L’analyse de coquillages mis au jour en Antarctique confirme que l’écosystème terrestre ne se portait pas très bien avant l’impact de l’astéroïde qui a mené à la disparition à grande échelle d’espèces animales et végétales.

Les chercheurs américains Benjamin Linzmeier et Andrew D. Jacobson de l’Université Northwestern de Chicago ont analysé pour la première fois la composition isotopique du calcium des coquilles de palourdes et d’escargots fossilisés remontant à l’extinction massive du Crétacé-Paléogène.

Un chercheur tient une coquille fossilisée de palourde.

Un chercheur tient une coquille fossilisée de palourde, prélevée à l’île Seymour, en Antarctique.

PHOTO : UNIVERSITÉ NORTHWESTERN

Leurs analyses montrent que, dans la période précédant l’extinction, la chimie des coquillages s’est modifiée en réponse à une importante poussée de carbone dans les océans.

Selon les géoscientifiques, cet afflux de carbone est fort probablement lié aux éruptions qui se sont déroulées pendant des milliers d’années dans les trapps du Deccan, une région volcanique correspondant en gros à l’actuel territoire de l’Inde.

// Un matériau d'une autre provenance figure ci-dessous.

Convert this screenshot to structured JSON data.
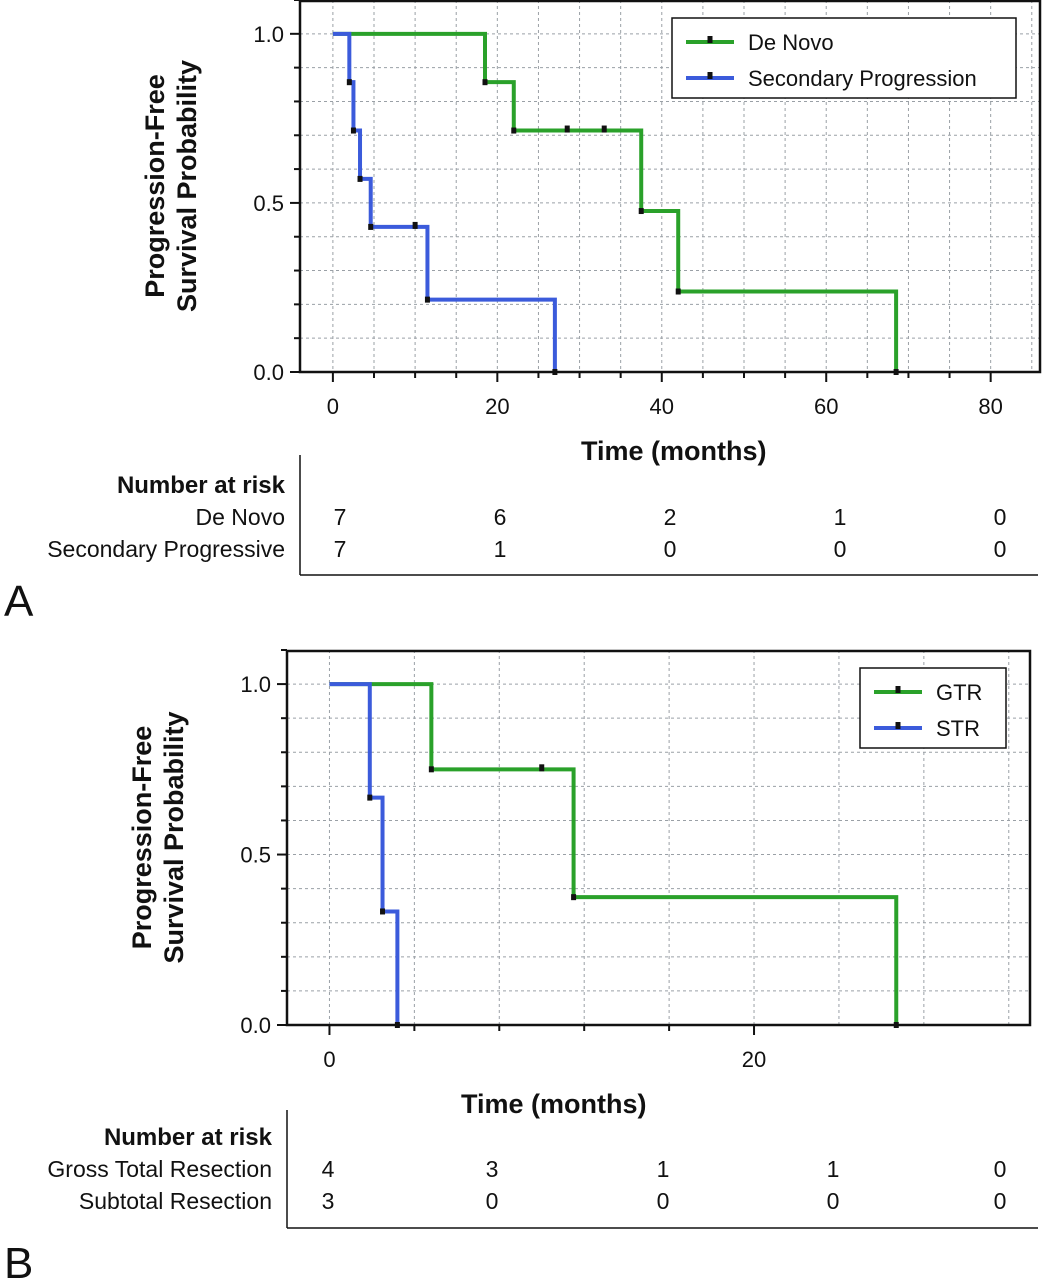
{
  "chart_data": [
    {
      "type": "line",
      "panel_label": "A",
      "xlabel": "Time (months)",
      "ylabel": [
        "Progression-Free",
        "Survival Probability"
      ],
      "xlim": [
        -4,
        86
      ],
      "ylim": [
        0,
        1.1
      ],
      "xticks": [
        0,
        20,
        40,
        60,
        80
      ],
      "yticks": [
        0.0,
        0.5,
        1.0
      ],
      "ytick_labels": [
        "0.0",
        "0.5",
        "1.0"
      ],
      "x_minor_step": 5,
      "y_minor_step": 0.1,
      "grid": true,
      "legend_position": "top-right",
      "series": [
        {
          "name": "De Novo",
          "color": "#2aa12a",
          "steps": [
            [
              0,
              1.0
            ],
            [
              18.5,
              0.857
            ],
            [
              22,
              0.714
            ],
            [
              37.5,
              0.476
            ],
            [
              42,
              0.238
            ],
            [
              68.5,
              0.0
            ]
          ],
          "censored": [
            [
              28.5,
              0.714
            ],
            [
              33,
              0.714
            ]
          ],
          "end_x": 68.5
        },
        {
          "name": "Secondary Progression",
          "color": "#3b5bdb",
          "steps": [
            [
              0,
              1.0
            ],
            [
              2,
              0.857
            ],
            [
              2.5,
              0.714
            ],
            [
              3.3,
              0.571
            ],
            [
              4.6,
              0.429
            ],
            [
              11.5,
              0.214
            ],
            [
              27,
              0.0
            ]
          ],
          "censored": [
            [
              10,
              0.429
            ]
          ],
          "end_x": 27
        }
      ],
      "risk_table": {
        "title": "Number at risk",
        "times": [
          0,
          20,
          40,
          60,
          80
        ],
        "rows": [
          {
            "label": "De Novo",
            "values": [
              "7",
              "6",
              "2",
              "1",
              "0"
            ]
          },
          {
            "label": "Secondary Progressive",
            "values": [
              "7",
              "1",
              "0",
              "0",
              "0"
            ]
          }
        ]
      }
    },
    {
      "type": "line",
      "panel_label": "B",
      "xlabel": "Time (months)",
      "ylabel": [
        "Progression-Free",
        "Survival Probability"
      ],
      "xlim": [
        -2,
        33
      ],
      "ylim": [
        0,
        1.1
      ],
      "xticks": [
        0,
        20
      ],
      "yticks": [
        0.0,
        0.5,
        1.0
      ],
      "ytick_labels": [
        "0.0",
        "0.5",
        "1.0"
      ],
      "x_minor_step": 4,
      "y_minor_step": 0.1,
      "grid": true,
      "legend_position": "top-right",
      "series": [
        {
          "name": "GTR",
          "color": "#2aa12a",
          "steps": [
            [
              0,
              1.0
            ],
            [
              4.8,
              0.75
            ],
            [
              11.5,
              0.375
            ],
            [
              26.7,
              0.0
            ]
          ],
          "censored": [
            [
              10,
              0.75
            ]
          ],
          "end_x": 26.7
        },
        {
          "name": "STR",
          "color": "#3b5bdb",
          "steps": [
            [
              0,
              1.0
            ],
            [
              1.9,
              0.667
            ],
            [
              2.5,
              0.333
            ],
            [
              3.2,
              0.0
            ]
          ],
          "censored": [],
          "end_x": 3.2
        }
      ],
      "risk_table": {
        "title": "Number at risk",
        "times": [
          0,
          8,
          16,
          24,
          32
        ],
        "rows": [
          {
            "label": "Gross Total Resection",
            "values": [
              "4",
              "3",
              "1",
              "1",
              "0"
            ]
          },
          {
            "label": "Subtotal Resection",
            "values": [
              "3",
              "0",
              "0",
              "0",
              "0"
            ]
          }
        ]
      }
    }
  ]
}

Nos données suggèrent que l’environnement changeait avant l’impact de l’astéroïde, et que ces changements étaient liés à l’éruption des trapps du Deccan. Benjamin Linzmeier

Ainsi, au cours des années qui ont précédé l’impact de l’astéroïde, ces trapps ont rejeté d’énormes quantités de dioxyde de carbone (CO2) dans l’atmosphère, ce qui a mené à une acidification des océans de la planète qui a grandement affecté les organismes qui y vivent.

Une coquille fossilisée d'escargot.

Une coquille fossilisée d’escargot.

PHOTO : UNIVERSITÉ NORTHWESTERN

Une planète stressée

Il est clair que la Terre était sous pression avant l’extinction massive majeure, estime Andrew D. Jacobson.

L’impact de l’astéroïde coïncide avec une instabilité préexistante du cycle du carbone. Andrew D. Jacobson

De précédentes études avaient déjà exploré les effets potentiels des éruptions volcaniques, dont celles des trapps du Deccan, sur l’extinction massive des espèces qui a eu lieu à ce moment, en analysant différents sédiments à l’aide de traceurs chimiques.

Les présents travaux sont les premiers à se concentrer sur des organismes spécifiques, ce qui, selon les chercheurs, permet d’obtenir un portrait plus précis de la chimie océanique de l’époque.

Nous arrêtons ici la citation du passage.